Null hypothesis: there will be no significant difference in time taken or satisfaction between the redesigned and existing interface.
Variables
- Independent variable: MacBook users with a traditional trackpad familiar with Craigslist
- Dependent variables: time taken, satisfaction discovering the filter, satisfaction changing radius
Representative tasks
- Look for a lamp using search
- Filter results based on preferred radius
- Try using a different location than the current one
Why this mattered
Location was one of the highest-friction parts of the Craigslist experience.
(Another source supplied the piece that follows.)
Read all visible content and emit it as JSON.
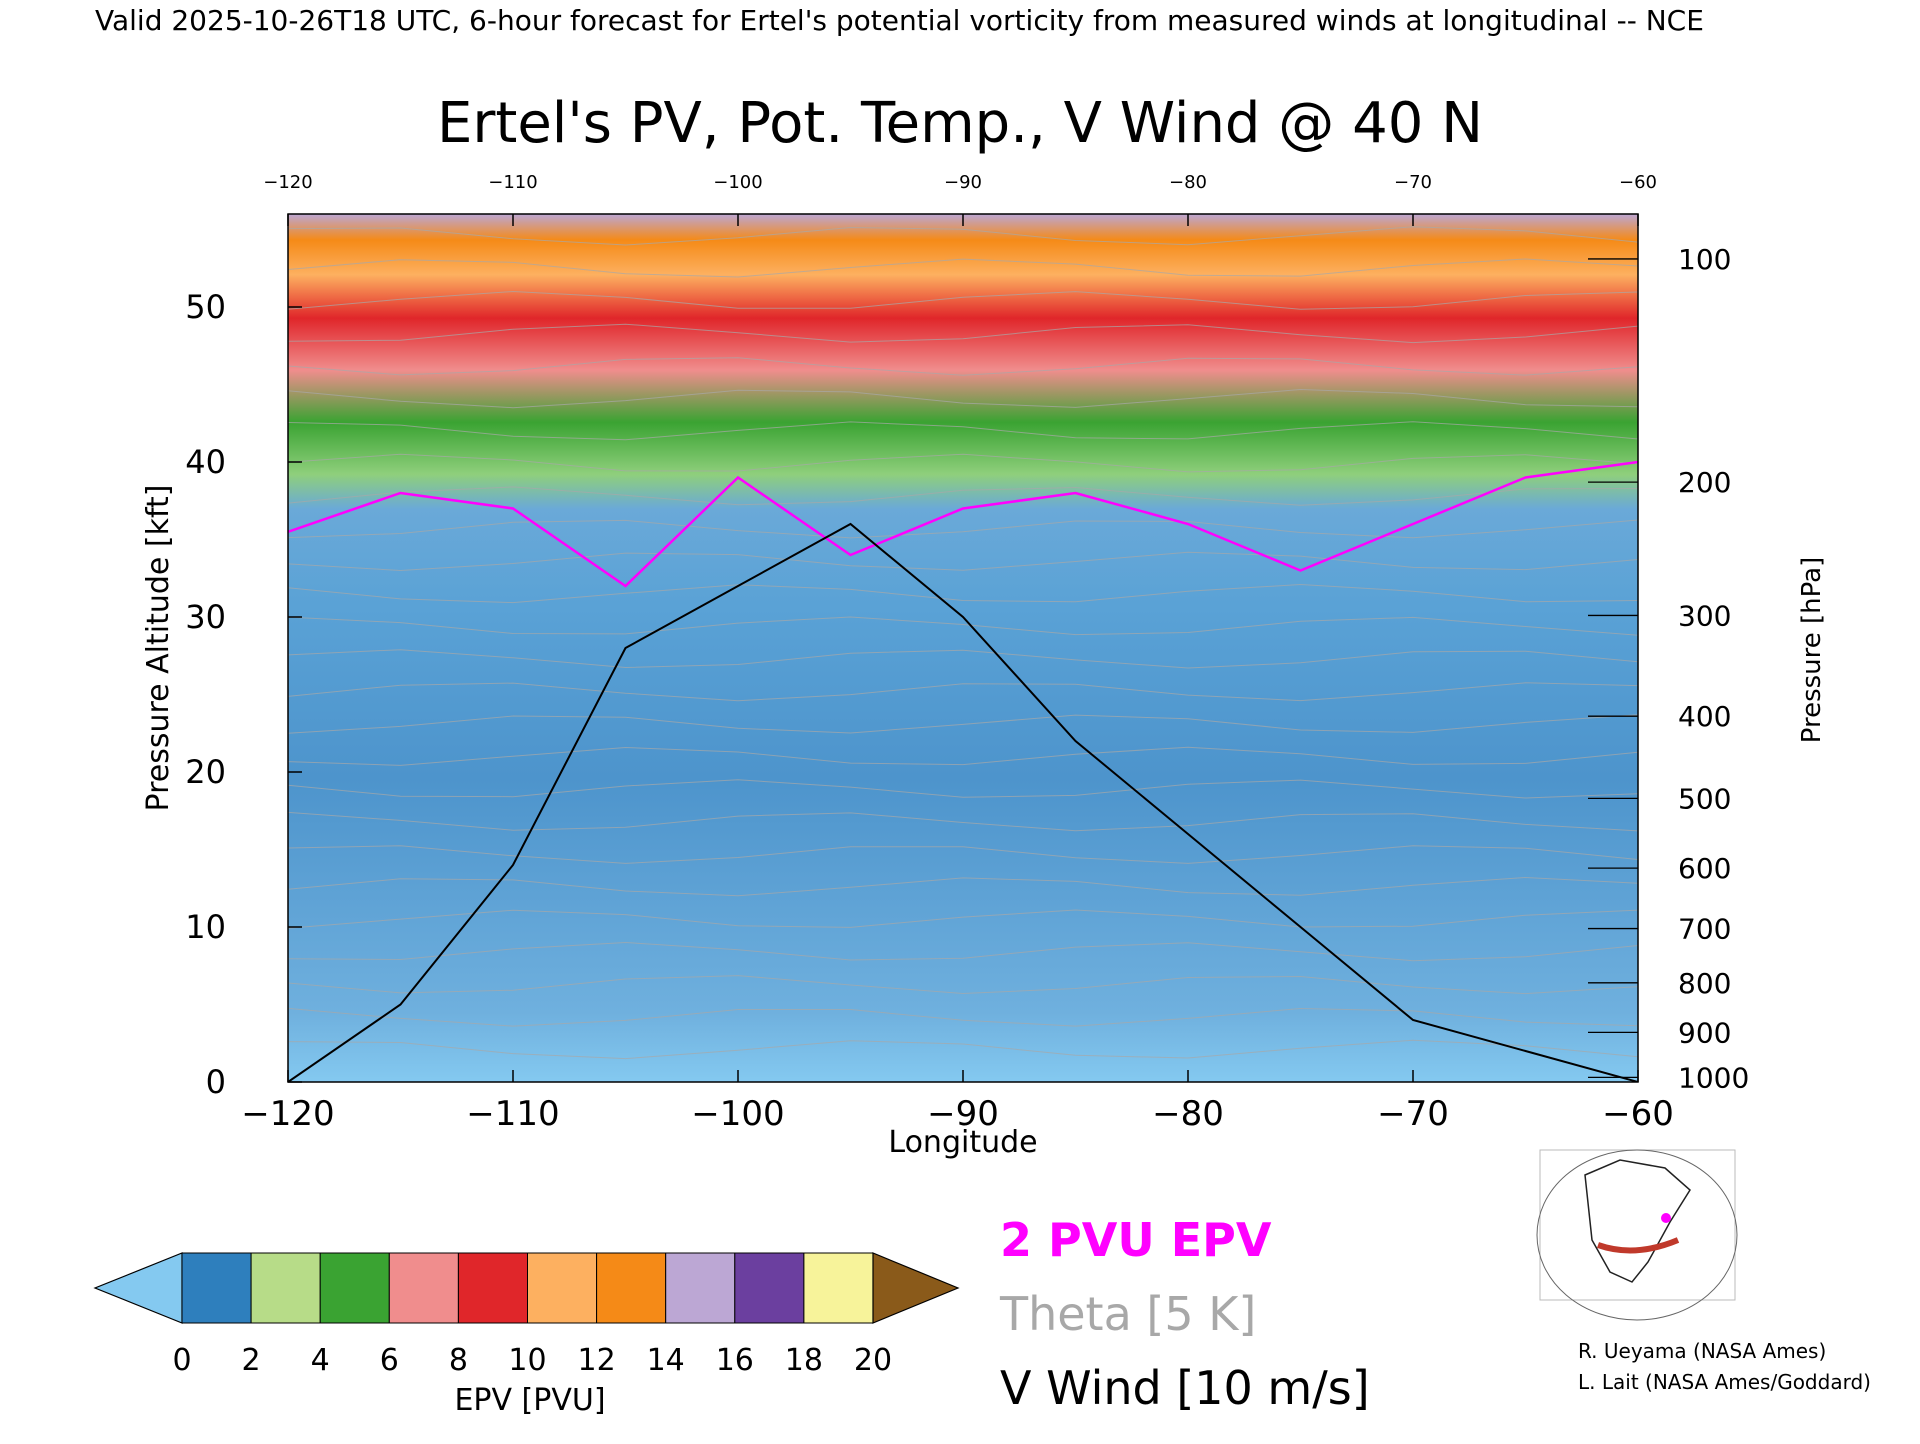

By isolating it in a comparative study, we could test whether better placement and stronger visual hierarchy improved usability in a measurable way.
Our focus
We focused specifically on users looking for a product based on location.

Idea 1
Introduce stronger visual cues and hierarchy so new users can quickly understand the structure and purpose of the website.

Idea 2
Add clearer descriptions for service providers to increase reliability and trust when users interact with listings.

Redesign 1
The first redesign made the location tool more noticeable by strengthening layout structure and drawing more visual attention to the map-based location area inside the filter column.

Redesign 2
The second redesign pushed the location feature even further into the main search workflow by surfacing it as a more visible top-level filter, reducing the effort needed to discover it.

Task completion time
Users completed the task faster in both redesigned versions, with Redesign 2 performing best.
- Existing interface: 18.01 seconds
- Redesign 1: 14.3 seconds
- Redesign 2: 13.25 seconds

Finding the location feature
Satisfaction improved significantly when users tried the redesigned versions.
- Existing interface: 2.5 / 5
- Redesign 1: 4.16 / 5
- Redesign 2: 4.58 / 5

Changing the location radius
Redesign 2 also scored highest when users changed the location radius.
- Existing interface: 2.16 / 5
- Redesign 1: 4 / 5
- Redesign 2: 4.41 / 5

Likelihood of future use
Both redesigned versions greatly improved users’ willingness to use the location feature again in future.
- Existing interface: 2 / 5
- Redesign 1: 4.67 / 5
- Redesign 2: 4.5 / 5

P-test
The comparative study supported the design changes with statistical evidence across task time and satisfaction metrics.

This study helped negate the null hypothesis and showed that the redesigned location experience improved both user satisfaction and task efficiency. Users were able to discover and use location-based tools in a way that felt faster, clearer, and more intuitive.